Another observation, perhaps related to the above, is that a surprising number of European poets and prose writers are cited as inspiration and turn up again and again in these pages, most noticeable among them, Paul Celan. It makes one wonder. Could there be a connection between the historical forces that crushed Celan into near silence and the crush of Canada's immeasurable land and wilderness on the Canadian poetic imagination? More than a couple of poets mused about the challenge of dealing in verse with the immensity of our Land.
Finally, Carmine Starnino asks Eric Orsmby, "Are things that can't be expressed in poetry?" To which Orsmby replies:
Dante thought soùhe struggles with that problem in the Paradiso. Certain things seem to be inexpressible, but maybe that is because we are still incapable of expressing them. Like every one else I have intuitions and premonitions and what Henry James called 'glimmerings' every day, which I doubt that I could formulate into poetry. But I wonder is the drawback of poetry or of myself? I am sure that it is the latter; I have the strong presumption that anything which we can feel we can also express, if only because language and feeling are inextricably bound up with each other.
Oddly enough there is sanity and hope in assigning "the drawback" to ourselves, poets or not. This type of reasoning is humanism at its shinning best.
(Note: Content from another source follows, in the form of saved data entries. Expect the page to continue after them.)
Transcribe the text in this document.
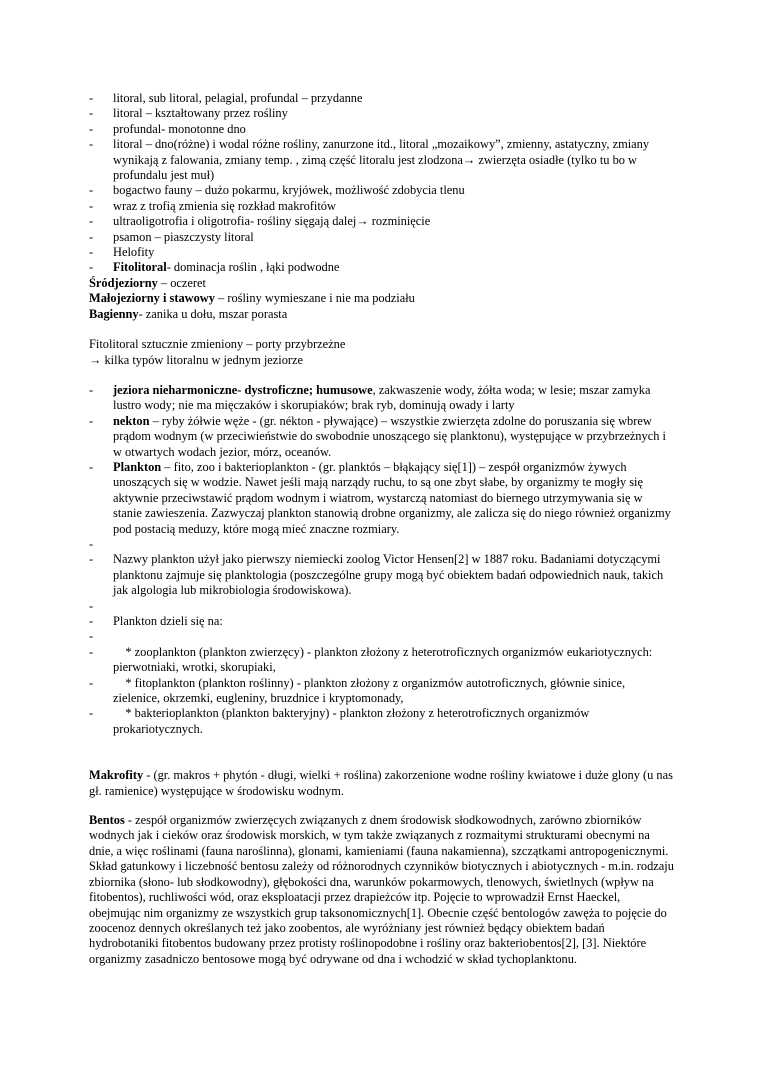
- litoral, sub litoral, pelagial, profundal – przydanne
- litoral – kształtowany przez rośliny
- profundal- monotonne dno
- litoral – dno(różne) i wodal różne rośliny, zanurzone itd., litoral „mozaikowy”, zmienny, astatyczny, zmiany wynikają z falowania, zmiany temp. , zimą część litoralu jest zlodzona→ zwierzęta osiadłe (tylko tu bo w profundalu jest muł)
- bogactwo fauny – dużo pokarmu, kryjówek, możliwość zdobycia tlenu
- wraz z trofią zmienia się rozkład makrofitów
- ultraoligotrofia i oligotrofia- rośliny sięgają dalej→ rozminięcie
- psamon – piaszczysty litoral
- Helofity
- Fitolitoral- dominacja roślin , łąki podwodne

Śródjeziorny – oczeret

Małojeziorny i stawowy – rośliny wymieszane i nie ma podziału

Bagienny- zanika u dołu, mszar porasta

Fitolitoral sztucznie zmieniony – porty przybrzeżne

→ kilka typów litoralnu w jednym jeziorze

- jeziora nieharmoniczne- dystroficzne; humusowe, zakwaszenie wody, żółta woda; w lesie; mszar zamyka lustro wody; nie ma mięczaków i skorupiaków; brak ryb, dominują owady i larty
- nekton – ryby żółwie węże - (gr. nékton - pływające) – wszystkie zwierzęta zdolne do poruszania się wbrew prądom wodnym (w przeciwieństwie do swobodnie unoszącego się planktonu), występujące w przybrzeżnych i w otwartych wodach jezior, mórz, oceanów.
- Plankton – fito, zoo i bakterioplankton - (gr. planktós – błąkający się[1]) – zespół organizmów żywych unoszących się w wodzie. Nawet jeśli mają narządy ruchu, to są one zbyt słabe, by organizmy te mogły się aktywnie przeciwstawić prądom wodnym i wiatrom, wystarczą natomiast do biernego utrzymywania się w stanie zawieszenia. Zazwyczaj plankton stanowią drobne organizmy, ale zalicza się do niego również organizmy pod postacią meduzy, które mogą mieć znaczne rozmiary.
-

- Nazwy plankton użył jako pierwszy niemiecki zoolog Victor Hensen[2] w 1887 roku. Badaniami dotyczącymi planktonu zajmuje się planktologia (poszczególne grupy mogą być obiektem badań odpowiednich nauk, takich jak algologia lub mikrobiologia środowiskowa).
-

- Plankton dzieli się na:
-

- * zooplankton (plankton zwierzęcy) - plankton złożony z heterotroficznych organizmów eukariotycznych: pierwotniaki, wrotki, skorupiaki,
- * fitoplankton (plankton roślinny) - plankton złożony z organizmów autotroficznych, głównie sinice, zielenice, okrzemki, eugleniny, bruzdnice i kryptomonady,
- * bakterioplankton (plankton bakteryjny) - plankton złożony z heterotroficznych organizmów prokariotycznych.

Makrofity - (gr. makros + phytón - długi, wielki + roślina) zakorzenione wodne rośliny kwiatowe i duże glony (u nas gł. ramienice) występujące w środowisku wodnym.

Bentos - zespół organizmów zwierzęcych związanych z dnem środowisk słodkowodnych, zarówno zbiorników wodnych jak i cieków oraz środowisk morskich, w tym także związanych z rozmaitymi strukturami obecnymi na dnie, a więc roślinami (fauna naroślinna), glonami, kamieniami (fauna nakamienna), szczątkami antropogenicznymi. Skład gatunkowy i liczebność bentosu zależy od różnorodnych czynników biotycznych i abiotycznych - m.in. rodzaju zbiornika (słono- lub słodkowodny), głębokości dna, warunków pokarmowych, tlenowych, świetlnych (wpływ na fitobentos), ruchliwości wód, oraz eksploatacji przez drapieżców itp. Pojęcie to wprowadził Ernst Haeckel, obejmując nim organizmy ze wszystkich grup taksonomicznych[1]. Obecnie część bentologów zawęża to pojęcie do zoocenoz dennych określanych też jako zoobentos, ale wyróżniany jest również będący obiektem badań hydrobotaniki fitobentos budowany przez protisty roślinopodobne i rośliny oraz bakteriobentos[2], [3]. Niektóre organizmy zasadniczo bentosowe mogą być odrywane od dna i wchodzić w skład tychoplanktonu.
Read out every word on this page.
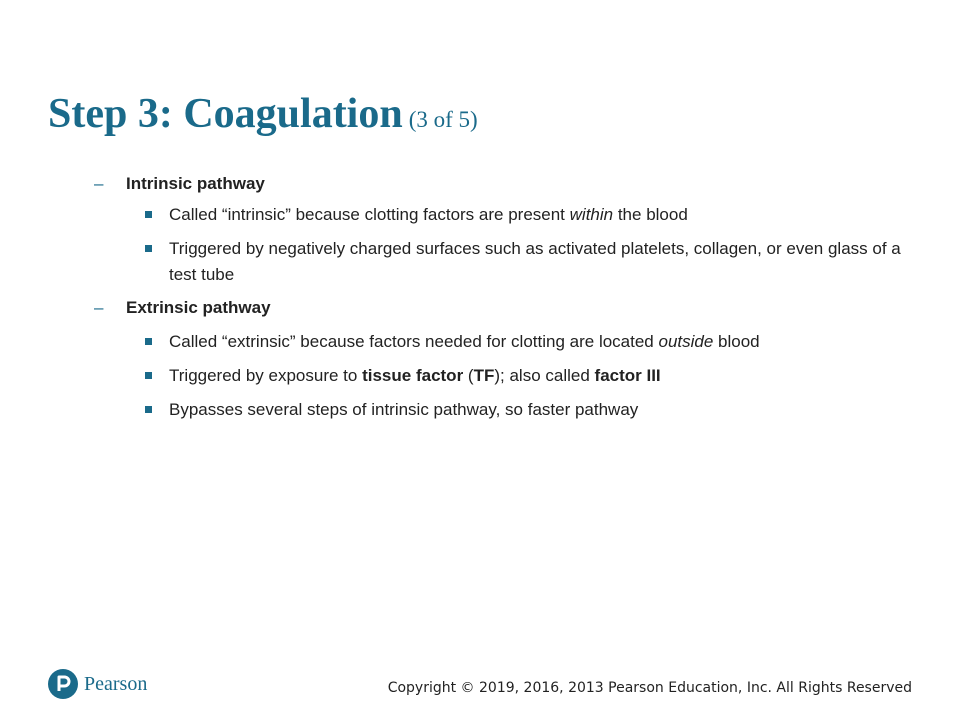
Step 3: Coagulation (3 of 5)
– Intrinsic pathway
Called “intrinsic” because clotting factors are present within the blood
Triggered by negatively charged surfaces such as activated platelets, collagen, or even glass of a test tube
– Extrinsic pathway
Called “extrinsic” because factors needed for clotting are located outside blood
Triggered by exposure to tissue factor (TF); also called factor III
Bypasses several steps of intrinsic pathway, so faster pathway
Pearson	Copyright © 2019, 2016, 2013 Pearson Education, Inc. All Rights Reserved
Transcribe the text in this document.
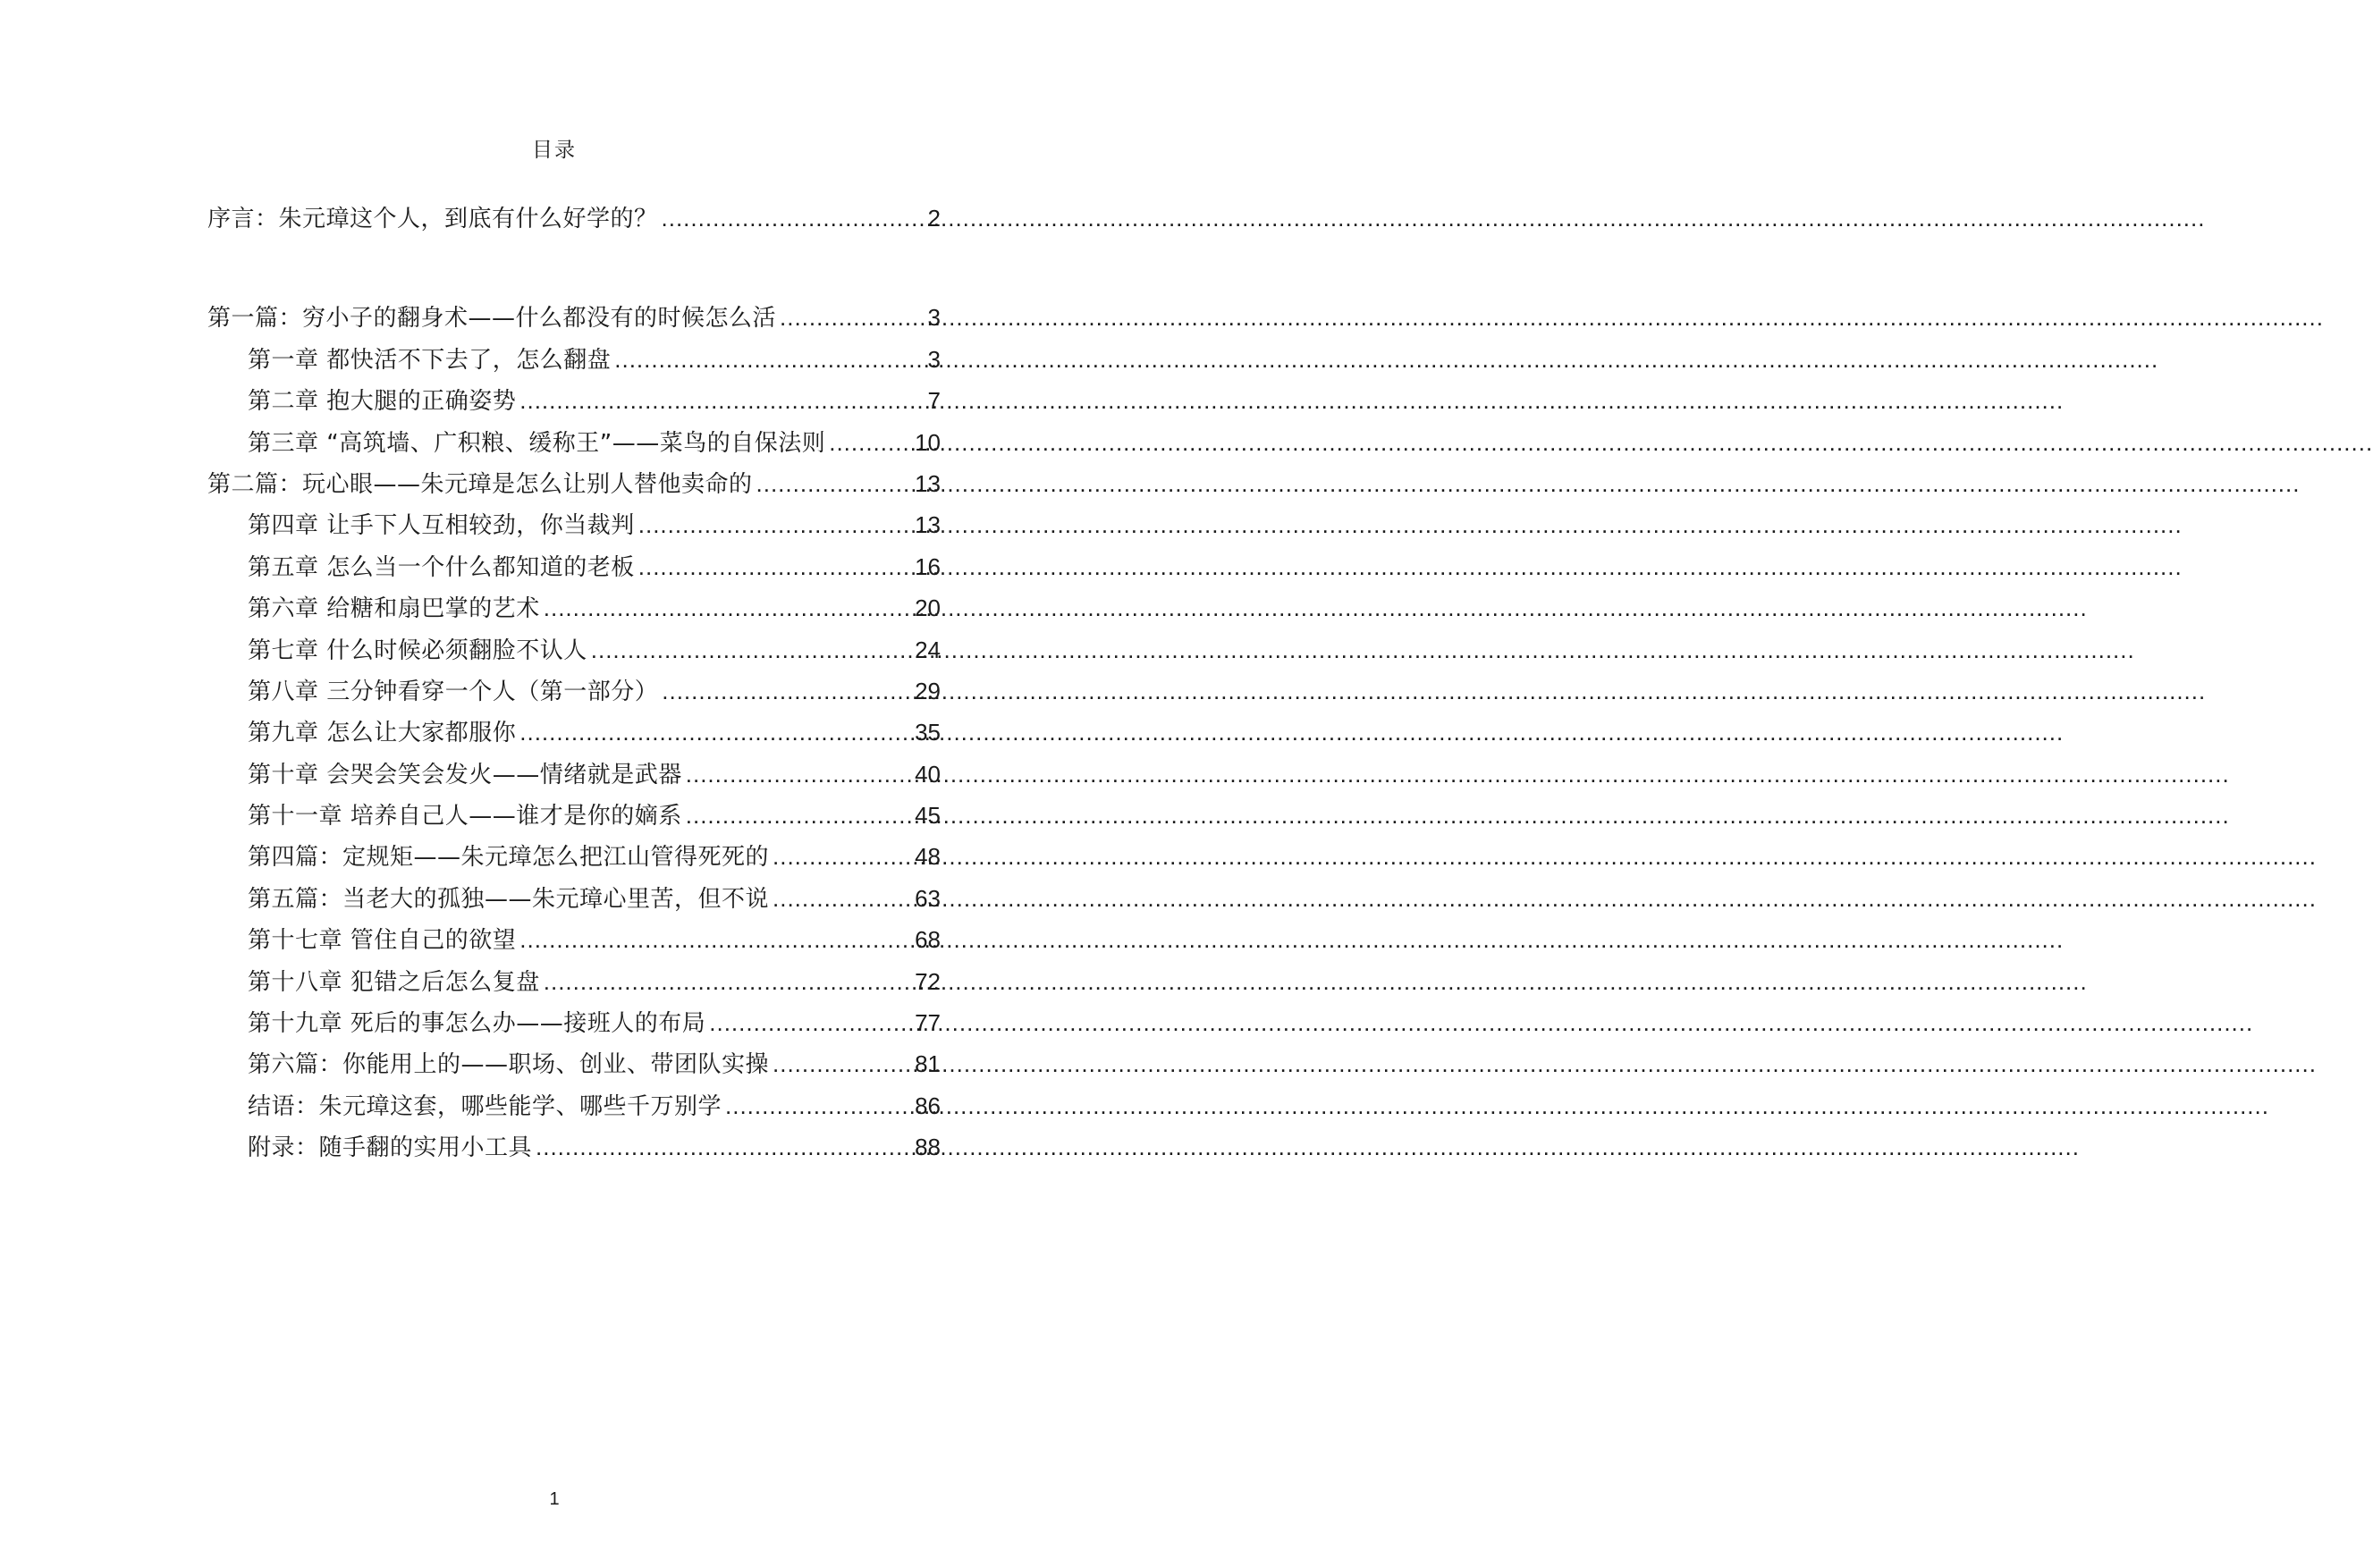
目录
序言：朱元璋这个人，到底有什么好学的？ .....	2
第一篇：穷小子的翻身术——什么都没有的时候怎么活 .....	3
第一章 都快活不下去了，怎么翻盘 .....	3
第二章 抱大腿的正确姿势 .....	7
第三章 “高筑墙、广积粮、缓称王”——菜鸟的自保法则 .....	10
第二篇：玩心眼——朱元璋是怎么让别人替他卖命的 .....	13
第四章 让手下人互相较劲，你当裁判 .....	13
第五章 怎么当一个什么都知道的老板 .....	16
第六章 给糖和扇巴掌的艺术 .....	20
第七章 什么时候必须翻脸不认人 .....	24
第八章 三分钟看穿一个人（第一部分） .....	29
第九章 怎么让大家都服你 .....	35
第十章 会哭会笑会发火——情绪就是武器 .....	40
第十一章 培养自己人——谁才是你的嫡系 .....	45
第四篇：定规矩——朱元璋怎么把江山管得死死的 .....	48
第五篇：当老大的孤独——朱元璋心里苦，但不说 .....	63
第十七章 管住自己的欲望 .....	68
第十八章 犯错之后怎么复盘 .....	72
第十九章 死后的事怎么办——接班人的布局 .....	77
第六篇：你能用上的——职场、创业、带团队实操 .....	81
结语：朱元璋这套，哪些能学、哪些千万别学 .....	86
附录：随手翻的实用小工具 .....	88
1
It sent me back to the library, as Bowling, in his introduction, encourages the reader to do, in search of that something I can never quite put my finger on.
Andrew Steinmetz's first poetry collection, Histories, was nominated for the A.M. Klein poetry prize in 2001. He lives in Montreal.
The full line-up is: P.K Page interviewed by Christine Wiesenthal; Michael Ondaatje by David O'Meara; Don McKay by Ken Babstock; Patrick Lane by Russell Thornton; Sharon Thesen by Helen Humphreys; Don Coles by Stephanie Bolster; Roo Borson by Julie Bruck; Jan Zwicky by Anne Simpson; Dennis Lee by Brian Bartlett; Lorna Crozier by Elizabeth Phillips; Margaret Avison by Sally Ito; Tim Lilburn by Shawna Lemay; Miriam Waddington by Barbara Nickel; Eric Ormsby by Carmine Starnino; Margaret Atwood by Norm Sacuta; Phyllis Webb by Jay Ruzesky; and Don Domanski by S.D. Johnson.